The Simple Home

In 1979, Peregrine Smith republished Charles Keeler’s most famous work, The Simple Home. The edition included a new introduction by Dimitri Shipounoff. This brilliant piece of writing by Shipounoff, a Berkeley native who now lives in France, is nearly as long as Keeler’s own text. Here is Shipounoff’s opening paragraph:

The architectural development of the unique San Francisco Bay Region style left perhaps its most important literary legacy in Charles Keeler’s little book “The Simple Home.” This book, dedicated to the architect Bernard Maybeck, was largely a polemic against the architectural shams and gingerbread of the Victorian age, and apaean to “a simpler, a truer, a more vital art expression” then taking place in California.
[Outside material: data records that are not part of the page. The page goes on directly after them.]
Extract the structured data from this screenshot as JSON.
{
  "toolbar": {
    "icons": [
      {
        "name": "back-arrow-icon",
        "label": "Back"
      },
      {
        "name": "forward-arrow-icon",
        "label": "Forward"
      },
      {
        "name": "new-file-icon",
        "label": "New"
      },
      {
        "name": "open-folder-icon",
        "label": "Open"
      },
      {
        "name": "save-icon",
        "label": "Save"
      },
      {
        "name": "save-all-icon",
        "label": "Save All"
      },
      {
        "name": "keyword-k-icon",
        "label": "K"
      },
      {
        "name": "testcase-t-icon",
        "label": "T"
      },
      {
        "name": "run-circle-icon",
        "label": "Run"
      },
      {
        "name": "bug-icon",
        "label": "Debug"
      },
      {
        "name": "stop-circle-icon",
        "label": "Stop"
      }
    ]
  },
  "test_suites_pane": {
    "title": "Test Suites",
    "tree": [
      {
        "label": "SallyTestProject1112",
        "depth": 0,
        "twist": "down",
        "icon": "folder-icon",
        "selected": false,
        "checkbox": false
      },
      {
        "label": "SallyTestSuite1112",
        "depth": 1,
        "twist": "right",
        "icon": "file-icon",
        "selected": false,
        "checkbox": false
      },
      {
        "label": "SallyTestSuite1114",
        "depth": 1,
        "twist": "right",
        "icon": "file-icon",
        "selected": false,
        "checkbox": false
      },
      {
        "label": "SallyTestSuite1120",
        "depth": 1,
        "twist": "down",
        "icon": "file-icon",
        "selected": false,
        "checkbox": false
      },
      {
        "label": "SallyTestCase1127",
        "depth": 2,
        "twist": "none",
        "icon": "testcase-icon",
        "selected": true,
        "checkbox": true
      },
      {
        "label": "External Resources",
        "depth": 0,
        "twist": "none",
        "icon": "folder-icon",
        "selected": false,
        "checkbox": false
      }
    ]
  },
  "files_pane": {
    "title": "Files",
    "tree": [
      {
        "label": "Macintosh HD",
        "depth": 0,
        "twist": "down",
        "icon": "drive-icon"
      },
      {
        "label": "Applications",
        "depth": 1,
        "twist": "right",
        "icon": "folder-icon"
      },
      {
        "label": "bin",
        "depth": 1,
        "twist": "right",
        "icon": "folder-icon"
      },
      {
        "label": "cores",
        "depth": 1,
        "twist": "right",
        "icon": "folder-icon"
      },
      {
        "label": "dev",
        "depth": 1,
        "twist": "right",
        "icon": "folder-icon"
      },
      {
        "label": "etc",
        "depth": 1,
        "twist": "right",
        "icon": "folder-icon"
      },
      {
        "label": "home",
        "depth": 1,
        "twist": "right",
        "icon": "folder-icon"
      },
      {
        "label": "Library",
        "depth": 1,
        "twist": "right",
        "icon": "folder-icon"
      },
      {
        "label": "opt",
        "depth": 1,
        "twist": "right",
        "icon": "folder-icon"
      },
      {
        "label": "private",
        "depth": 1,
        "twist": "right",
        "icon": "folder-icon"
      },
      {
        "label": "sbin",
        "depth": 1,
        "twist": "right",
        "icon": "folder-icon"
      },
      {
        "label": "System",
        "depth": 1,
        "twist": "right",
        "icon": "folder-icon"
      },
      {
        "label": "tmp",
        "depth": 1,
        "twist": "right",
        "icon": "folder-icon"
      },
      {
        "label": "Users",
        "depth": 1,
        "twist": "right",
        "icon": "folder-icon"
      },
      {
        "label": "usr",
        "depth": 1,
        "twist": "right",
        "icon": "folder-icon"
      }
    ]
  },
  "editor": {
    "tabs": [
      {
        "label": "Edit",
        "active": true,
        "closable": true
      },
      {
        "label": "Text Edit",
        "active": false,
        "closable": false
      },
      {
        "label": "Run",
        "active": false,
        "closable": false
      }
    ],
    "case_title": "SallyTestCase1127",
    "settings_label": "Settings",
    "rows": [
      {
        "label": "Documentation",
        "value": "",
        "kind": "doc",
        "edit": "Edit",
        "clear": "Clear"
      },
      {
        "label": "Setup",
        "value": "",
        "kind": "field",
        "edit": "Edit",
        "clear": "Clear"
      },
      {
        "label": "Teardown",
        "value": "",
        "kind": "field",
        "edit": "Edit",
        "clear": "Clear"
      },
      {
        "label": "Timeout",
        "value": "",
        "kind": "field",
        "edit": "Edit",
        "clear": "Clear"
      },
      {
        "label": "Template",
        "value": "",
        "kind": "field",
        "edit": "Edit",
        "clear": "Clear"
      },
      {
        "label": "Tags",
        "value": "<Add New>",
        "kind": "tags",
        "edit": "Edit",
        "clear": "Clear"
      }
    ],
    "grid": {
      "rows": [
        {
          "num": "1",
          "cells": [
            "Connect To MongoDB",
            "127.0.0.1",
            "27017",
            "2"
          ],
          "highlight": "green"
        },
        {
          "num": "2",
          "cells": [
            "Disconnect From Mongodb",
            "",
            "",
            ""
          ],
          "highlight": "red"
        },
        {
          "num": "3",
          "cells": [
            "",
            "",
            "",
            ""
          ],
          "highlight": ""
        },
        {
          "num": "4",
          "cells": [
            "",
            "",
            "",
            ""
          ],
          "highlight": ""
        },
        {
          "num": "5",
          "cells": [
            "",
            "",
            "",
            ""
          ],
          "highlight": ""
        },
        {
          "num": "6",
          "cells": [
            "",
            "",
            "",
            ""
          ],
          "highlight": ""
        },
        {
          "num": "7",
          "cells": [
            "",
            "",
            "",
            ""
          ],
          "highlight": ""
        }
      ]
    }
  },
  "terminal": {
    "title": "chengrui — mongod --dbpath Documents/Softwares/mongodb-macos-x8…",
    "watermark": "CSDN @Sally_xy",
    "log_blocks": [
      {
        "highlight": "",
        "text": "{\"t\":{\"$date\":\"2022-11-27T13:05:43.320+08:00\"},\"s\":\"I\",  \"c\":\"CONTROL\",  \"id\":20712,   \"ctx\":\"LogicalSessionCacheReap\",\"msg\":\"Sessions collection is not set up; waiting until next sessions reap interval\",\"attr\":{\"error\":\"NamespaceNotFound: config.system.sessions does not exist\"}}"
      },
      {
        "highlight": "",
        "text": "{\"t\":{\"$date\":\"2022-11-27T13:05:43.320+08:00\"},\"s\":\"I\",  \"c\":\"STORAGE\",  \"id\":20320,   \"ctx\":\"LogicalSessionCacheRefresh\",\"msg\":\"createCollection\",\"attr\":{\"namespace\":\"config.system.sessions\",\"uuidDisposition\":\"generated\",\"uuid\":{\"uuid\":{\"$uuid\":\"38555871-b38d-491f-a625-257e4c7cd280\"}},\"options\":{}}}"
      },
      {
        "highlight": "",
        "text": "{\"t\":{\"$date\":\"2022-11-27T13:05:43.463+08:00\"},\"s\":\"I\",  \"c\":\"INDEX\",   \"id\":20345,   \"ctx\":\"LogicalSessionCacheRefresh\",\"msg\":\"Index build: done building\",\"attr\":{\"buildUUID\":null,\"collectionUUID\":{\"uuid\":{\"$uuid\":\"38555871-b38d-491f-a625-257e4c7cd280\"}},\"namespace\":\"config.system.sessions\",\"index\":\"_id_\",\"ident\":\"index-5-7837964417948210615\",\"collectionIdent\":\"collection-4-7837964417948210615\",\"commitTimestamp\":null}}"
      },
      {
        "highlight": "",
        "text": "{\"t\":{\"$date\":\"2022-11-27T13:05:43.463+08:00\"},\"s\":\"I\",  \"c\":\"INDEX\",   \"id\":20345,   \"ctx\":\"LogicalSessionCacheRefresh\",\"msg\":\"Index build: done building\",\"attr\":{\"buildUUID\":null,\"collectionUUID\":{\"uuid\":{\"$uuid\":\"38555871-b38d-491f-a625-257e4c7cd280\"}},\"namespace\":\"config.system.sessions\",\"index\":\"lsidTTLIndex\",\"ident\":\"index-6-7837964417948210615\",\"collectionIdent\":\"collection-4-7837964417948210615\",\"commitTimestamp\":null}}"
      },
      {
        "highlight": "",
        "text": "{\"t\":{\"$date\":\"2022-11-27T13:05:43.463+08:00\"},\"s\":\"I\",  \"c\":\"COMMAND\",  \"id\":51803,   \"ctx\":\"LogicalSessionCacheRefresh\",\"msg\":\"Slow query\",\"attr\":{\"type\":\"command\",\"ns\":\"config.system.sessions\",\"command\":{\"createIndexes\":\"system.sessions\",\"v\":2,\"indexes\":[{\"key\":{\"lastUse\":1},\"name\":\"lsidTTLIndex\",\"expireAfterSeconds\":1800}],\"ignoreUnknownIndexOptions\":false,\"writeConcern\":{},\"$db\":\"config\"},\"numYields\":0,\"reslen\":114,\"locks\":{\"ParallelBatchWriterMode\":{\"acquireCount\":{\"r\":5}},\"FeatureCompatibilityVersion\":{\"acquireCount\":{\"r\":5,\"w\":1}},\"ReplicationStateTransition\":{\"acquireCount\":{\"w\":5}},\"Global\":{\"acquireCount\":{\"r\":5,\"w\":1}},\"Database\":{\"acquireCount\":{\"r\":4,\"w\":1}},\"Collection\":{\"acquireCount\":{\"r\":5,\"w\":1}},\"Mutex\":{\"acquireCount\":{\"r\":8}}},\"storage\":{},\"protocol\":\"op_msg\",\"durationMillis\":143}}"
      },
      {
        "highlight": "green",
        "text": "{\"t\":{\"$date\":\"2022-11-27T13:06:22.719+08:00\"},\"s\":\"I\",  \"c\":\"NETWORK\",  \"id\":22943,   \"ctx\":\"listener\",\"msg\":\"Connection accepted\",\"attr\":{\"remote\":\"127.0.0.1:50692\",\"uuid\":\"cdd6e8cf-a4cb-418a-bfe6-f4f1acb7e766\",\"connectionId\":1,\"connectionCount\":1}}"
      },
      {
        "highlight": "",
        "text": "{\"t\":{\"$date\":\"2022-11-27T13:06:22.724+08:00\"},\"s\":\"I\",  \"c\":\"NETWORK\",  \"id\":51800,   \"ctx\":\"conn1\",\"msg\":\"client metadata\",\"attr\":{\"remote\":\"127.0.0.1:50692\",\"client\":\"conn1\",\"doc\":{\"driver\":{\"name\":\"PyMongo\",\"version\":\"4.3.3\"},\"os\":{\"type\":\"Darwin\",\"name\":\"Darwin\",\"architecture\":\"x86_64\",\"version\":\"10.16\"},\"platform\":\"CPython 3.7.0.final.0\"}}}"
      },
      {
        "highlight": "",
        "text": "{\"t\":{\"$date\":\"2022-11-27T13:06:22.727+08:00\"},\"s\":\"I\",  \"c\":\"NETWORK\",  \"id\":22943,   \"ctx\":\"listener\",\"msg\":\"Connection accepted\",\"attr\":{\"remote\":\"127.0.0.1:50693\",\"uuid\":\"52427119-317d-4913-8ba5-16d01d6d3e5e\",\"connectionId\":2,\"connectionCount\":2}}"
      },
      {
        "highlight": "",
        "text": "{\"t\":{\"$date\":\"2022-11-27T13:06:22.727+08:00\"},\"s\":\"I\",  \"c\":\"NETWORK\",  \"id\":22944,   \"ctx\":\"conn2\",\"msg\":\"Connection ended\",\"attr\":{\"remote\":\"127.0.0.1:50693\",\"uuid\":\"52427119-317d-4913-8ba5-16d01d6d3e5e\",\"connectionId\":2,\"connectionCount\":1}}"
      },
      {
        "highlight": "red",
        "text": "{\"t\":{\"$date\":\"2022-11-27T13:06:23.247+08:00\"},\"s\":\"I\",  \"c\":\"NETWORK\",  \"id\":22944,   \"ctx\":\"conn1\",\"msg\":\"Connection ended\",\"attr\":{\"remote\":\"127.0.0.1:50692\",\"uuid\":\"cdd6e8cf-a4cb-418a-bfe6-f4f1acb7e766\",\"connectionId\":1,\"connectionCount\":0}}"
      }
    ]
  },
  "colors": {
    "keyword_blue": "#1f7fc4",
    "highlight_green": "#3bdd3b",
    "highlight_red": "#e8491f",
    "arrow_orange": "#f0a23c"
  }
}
Charles Keeler, a Berkeley poet, naturalist, and self-appointed policeman of the arts wrote on architecure from the standpoint of a layman. As Maybeck’s first private commission in 1895, Keeler’s house at Highland Place helped set an idealogical precedent for a new kind of architecture in north Berkeley. Keeler’ subscription to this idealogy was partly a product of his experience of living in such a home. In initiating the formation of the Hillside Club, he urged his future neighbors to build houses in a style that would be compatible with his own. The Simple Home was written in 1904, during his presidency of the Hillside Club. As President from 1903-05, he extended the organization’s purview to include the greater Berkeley hills, in an effort to protect them from shoddy housing development. Bernard Maybeck became the club’s idol, Charles Keeler its high priest, and The Simple Home naturally became its bible.

The Simple Home is also the rarest book of significance that Paul Elder & Company ever published. Copies of the original edition are quite scarce and command high prices; I recently saw a copy priced at $600. In contrast, the Peregrine Smith edition (also out of print) can be found with a little patience, usually priced at $30-50.

Curiously, The Simple Home does not exhibit the usual traits of a book that is held in such high regard by the Arts & Crafts movement. Instead of handmade paper, the book contains coated stock. Instead of letterpress printing, the pages are offset. This may have been done in order to display the many architectural photographs in higher quality (later Elder publications would generally have photographs tipped-in). The cover is quite plain, with only a paper sticker over the cloth.

Simple Home 1904 cover
Cover of “The Simple Home”, 1904 edition
Simple Home 1979 cover
Cover of “The Simple Home”, 1979 edition
Simple Home title bw
Title page of “The Simple Home”
Simple Home p08
“The Simple Home”, p 8-9. In the photo is the Moody house, also called “Veltevreden”, which was the first meeting place of the Hillside Club in 1898.
Simple Home p46
“The Simple Home”, p46-47. The photo shows the library of Charles Keeler’s 1895 home on Highland Place.